Open Source Software as Self Service

“Open source soft­ware devel­op­ment is the ulti­mate self-ser­vice industry”, says Jeff Atwood in an art­icle look­ing at pos­sible reas­ons for the OpenOffice.org project’s dwind­ling devel­op­ment com­munity. How­ever, it’s Atwood’s thoughts on self ser­vice super­mar­ket check­outs that I found most inter­est­ing:

What fas­cin­ates me about self-ser­vice check­out devices is that the store is mak­ing you do work they would nor­mally pay their employ­ees to do. Think about this for a minute. You’re play­ing the role of the pay­ing cus­tom­er and the cash­ier employ­ee. Under the watch­ful eyes of secur­ity cam­er­as and at least one human mon­it­or, nat­ur­ally, but still. We con­tin­ue to check ourselves out. Not only will­ingly, but enthu­si­ast­ic­ally. For that one brief moment, we’re work­ing for the super­mar­ket at the low­est pos­sible pay scale: none.

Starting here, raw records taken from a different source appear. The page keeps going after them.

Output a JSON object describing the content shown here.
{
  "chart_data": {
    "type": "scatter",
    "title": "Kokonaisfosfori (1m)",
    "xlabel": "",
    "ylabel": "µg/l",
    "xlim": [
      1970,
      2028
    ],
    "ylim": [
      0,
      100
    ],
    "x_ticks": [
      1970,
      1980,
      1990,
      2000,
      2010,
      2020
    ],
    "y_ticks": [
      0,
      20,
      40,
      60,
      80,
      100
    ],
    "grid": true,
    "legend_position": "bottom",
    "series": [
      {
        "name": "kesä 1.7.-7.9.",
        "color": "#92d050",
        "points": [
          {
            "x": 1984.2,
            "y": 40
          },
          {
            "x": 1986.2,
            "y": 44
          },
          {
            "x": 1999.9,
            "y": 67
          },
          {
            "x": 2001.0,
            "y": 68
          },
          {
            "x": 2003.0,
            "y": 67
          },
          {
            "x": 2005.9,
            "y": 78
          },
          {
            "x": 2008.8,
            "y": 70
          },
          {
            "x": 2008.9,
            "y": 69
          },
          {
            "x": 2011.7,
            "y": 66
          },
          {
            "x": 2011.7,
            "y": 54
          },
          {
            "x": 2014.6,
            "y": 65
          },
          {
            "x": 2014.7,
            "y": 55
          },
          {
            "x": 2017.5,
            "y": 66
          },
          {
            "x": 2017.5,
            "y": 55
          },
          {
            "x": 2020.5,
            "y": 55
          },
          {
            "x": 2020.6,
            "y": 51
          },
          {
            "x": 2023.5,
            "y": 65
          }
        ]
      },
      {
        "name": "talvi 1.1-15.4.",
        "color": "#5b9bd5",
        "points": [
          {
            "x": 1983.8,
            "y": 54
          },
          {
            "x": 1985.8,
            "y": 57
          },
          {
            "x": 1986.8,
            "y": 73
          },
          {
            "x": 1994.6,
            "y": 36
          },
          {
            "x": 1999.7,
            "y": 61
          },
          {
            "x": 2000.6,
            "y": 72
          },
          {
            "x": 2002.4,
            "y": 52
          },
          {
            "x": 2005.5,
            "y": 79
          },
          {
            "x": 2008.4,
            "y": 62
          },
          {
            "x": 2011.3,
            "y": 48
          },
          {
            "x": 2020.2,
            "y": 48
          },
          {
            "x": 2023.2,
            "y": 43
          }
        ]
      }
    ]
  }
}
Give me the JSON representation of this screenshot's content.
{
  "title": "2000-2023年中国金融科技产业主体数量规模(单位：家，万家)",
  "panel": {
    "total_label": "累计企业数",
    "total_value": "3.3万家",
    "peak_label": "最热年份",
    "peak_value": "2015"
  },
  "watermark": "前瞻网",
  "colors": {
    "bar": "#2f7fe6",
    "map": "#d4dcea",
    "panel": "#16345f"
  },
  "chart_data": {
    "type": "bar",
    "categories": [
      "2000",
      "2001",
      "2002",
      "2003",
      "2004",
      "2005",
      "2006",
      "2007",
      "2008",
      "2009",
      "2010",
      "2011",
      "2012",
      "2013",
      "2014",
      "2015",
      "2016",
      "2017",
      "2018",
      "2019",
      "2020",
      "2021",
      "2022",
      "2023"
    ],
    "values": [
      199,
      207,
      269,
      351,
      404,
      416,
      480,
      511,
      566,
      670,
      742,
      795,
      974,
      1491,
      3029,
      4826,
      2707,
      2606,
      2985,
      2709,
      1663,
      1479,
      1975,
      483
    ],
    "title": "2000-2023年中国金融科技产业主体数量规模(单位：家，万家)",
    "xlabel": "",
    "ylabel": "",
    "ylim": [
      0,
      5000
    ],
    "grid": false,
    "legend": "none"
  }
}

That’s the para­dox of self-check­out. But to me it’s no riddle at all: nobody else in that store cares about get­ting Jeff Atwood checked out nearly as much as Jeff Atwood does.

On the top­ic of open source devel­op­ment com­munit­ies, I also found this quote to be quite poignant:

If you’re hav­ing dif­fi­culty get­ting soft­ware developers to par­ti­cip­ate in your open source pro­ject, I’d say the com­munity isn’t fail­ing your pro­ject. Your pro­ject is fail­ing the com­munity.